Finalement relaxée en novembre 2018 en appel des accusations de dénonciation mensongère à son encontre, Maureen Kearney dit, dans la vraie vie, « ne plus croire » dans la justice. D’après Isabelle Huppert, interrogée en marge de la sortie du film, pour Maureen Kearney c’est « double peine ». « Non seulement ce qu’elle a subi, mais aussi le fait qu’on ne la croit pas », commente l’actrice de 69 ans au micro de RTL, vendredi 24 février.

Dénoncées et médiatisées depuis plusieurs années, les failles de la justice en matière de violences faites aux femmes sont au cœur de La syndicaliste. À commencer par les dialogues. « Arrêtez de faire passer une victime pour une coupable », demande une gendarme à ses collègues. « Parce qu’elle a été victime d’un viol à 20 ans, elle en aurait inventé un autre ? » s’interroge l’avocate de la déléguée syndicale. Elle ajoute : « La bonne victime n’existe pas. »

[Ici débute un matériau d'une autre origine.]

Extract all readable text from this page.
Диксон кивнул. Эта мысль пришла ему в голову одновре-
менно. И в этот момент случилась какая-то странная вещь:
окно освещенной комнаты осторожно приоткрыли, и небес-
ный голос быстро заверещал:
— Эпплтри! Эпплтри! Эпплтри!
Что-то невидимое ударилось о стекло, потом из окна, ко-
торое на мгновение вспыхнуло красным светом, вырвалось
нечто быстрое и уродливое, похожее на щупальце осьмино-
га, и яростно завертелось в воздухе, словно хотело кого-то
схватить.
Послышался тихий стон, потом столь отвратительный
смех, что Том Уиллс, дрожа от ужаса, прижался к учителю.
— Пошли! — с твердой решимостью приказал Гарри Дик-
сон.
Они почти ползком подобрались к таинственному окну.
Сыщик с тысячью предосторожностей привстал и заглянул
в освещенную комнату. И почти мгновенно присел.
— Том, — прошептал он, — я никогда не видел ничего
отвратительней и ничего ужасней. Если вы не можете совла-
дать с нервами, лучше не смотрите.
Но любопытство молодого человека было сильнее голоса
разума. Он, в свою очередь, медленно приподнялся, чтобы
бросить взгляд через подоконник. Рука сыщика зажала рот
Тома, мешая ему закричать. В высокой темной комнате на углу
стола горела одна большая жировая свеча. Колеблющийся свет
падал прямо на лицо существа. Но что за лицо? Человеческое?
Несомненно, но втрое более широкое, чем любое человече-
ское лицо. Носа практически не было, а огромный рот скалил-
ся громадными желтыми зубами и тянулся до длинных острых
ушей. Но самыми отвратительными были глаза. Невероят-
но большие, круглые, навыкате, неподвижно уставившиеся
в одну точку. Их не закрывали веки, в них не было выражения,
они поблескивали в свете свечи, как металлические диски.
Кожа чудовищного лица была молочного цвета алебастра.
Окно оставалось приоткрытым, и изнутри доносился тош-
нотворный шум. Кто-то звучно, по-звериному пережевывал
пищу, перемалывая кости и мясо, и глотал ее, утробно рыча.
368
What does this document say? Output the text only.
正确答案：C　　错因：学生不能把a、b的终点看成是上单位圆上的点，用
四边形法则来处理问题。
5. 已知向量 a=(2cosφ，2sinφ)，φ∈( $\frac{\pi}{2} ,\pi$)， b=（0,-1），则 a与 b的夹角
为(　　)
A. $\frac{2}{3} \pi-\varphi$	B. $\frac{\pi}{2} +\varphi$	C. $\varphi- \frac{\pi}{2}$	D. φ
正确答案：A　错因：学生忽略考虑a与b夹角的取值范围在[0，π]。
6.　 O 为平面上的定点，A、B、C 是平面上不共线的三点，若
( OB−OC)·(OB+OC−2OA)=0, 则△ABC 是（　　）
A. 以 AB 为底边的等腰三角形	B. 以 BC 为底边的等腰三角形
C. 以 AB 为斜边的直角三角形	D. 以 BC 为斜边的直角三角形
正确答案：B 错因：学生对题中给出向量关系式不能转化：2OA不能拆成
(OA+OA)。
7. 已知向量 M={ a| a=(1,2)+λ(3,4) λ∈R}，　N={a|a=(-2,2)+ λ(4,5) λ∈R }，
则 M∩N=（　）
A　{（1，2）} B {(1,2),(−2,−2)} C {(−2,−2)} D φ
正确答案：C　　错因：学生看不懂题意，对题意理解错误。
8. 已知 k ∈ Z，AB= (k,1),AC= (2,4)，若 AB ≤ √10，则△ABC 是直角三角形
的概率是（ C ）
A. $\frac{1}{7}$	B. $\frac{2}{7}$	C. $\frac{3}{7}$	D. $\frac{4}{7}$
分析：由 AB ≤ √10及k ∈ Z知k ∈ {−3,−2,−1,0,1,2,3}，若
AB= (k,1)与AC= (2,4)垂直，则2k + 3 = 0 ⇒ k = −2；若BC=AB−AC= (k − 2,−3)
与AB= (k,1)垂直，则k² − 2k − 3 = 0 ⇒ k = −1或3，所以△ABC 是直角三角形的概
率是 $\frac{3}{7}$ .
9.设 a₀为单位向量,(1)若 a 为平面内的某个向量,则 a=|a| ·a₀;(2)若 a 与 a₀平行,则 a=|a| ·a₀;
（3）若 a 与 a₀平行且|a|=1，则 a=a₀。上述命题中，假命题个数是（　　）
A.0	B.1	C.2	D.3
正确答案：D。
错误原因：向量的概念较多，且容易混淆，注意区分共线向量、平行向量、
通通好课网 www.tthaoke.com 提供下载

Une grande partie du film est fidèle à ce qui s’est passé, précise Jean-Paul Salomé dans les notes de production. « Certains dialogues sont exacts au mot près, notamment ce que l’on entend au cours des deux procès, assure le réalisateur. Ce souci de la vérité a été l’un des axes de travail de toute l’équipe. »

L’acharnement de Pierre Deladonchamps, qui incarne l’adjudant persuadé que Maureen Kearney ment, interroge. « Cela arrangeait tout le monde de se dire que cette femme était folle, mythomane, qu’elle avait tout inventé », poursuit Jean-Paul Salomé. Il prend l’exemple d’un récent documentaire sur l’affaire Grégory, dans lequel un policier raconte avoir soupçonné la mère parce qu’elle portait un pull noir moulant. « Inacceptable d’une femme qui vient de perdre son enfant », imagine le cinéaste avec sarcasme.

Les violences gynécologiques

D’après lui, le cas de Maureen Kearney aurait peut-être été un peu différent dix ans plus tard. Peut-être aurait-elle rencontré davantage de femmes au cours de l’enquête, se dit-il. Peut-être aurait-elle aussi échappé aux violences gynécologiques qu’elle a subies au cours de cette même enquête. Les trois examens réalisés en une semaine, y compris la reconstitution d’un manche de couteau dans son vagin, apparaissent à l’écran. Ils laissent sans voix.

« J’ai pleuré, pleuré, a confié la véritable Maureen Kearney par la suite. Dans ma tête, je criais, je hurlais ’à l’aide’. J’étais examinée comme un animal qu’on amène chez le vétérinaire, et uniquement par des hommes. »

Entre 2012 et 2018, les nouveaux avocats de l’ex-accusée ont finalement découvert que des traces d’ADN étrangères ont été trouvées sur le lieu du crime. Elles auraient été perdues au cours de l’enquête, apprend-on dans un épisode des Pieds sur terre, sur France Culture, dédié à l’affaire. « Toutes les pistes n’ont pas été suivies », selon Jean-Paul Salomé, qui s’appuie sur l’enquête de Caroline Michel-Aguirre. Le coupable n’a jamais été retrouvé et Maureen Kearney n’a pas souhaité poursuivre la procédure pour viol. Comme neuf victimes de viol sur dix en France, elle n’a pas porté plainte.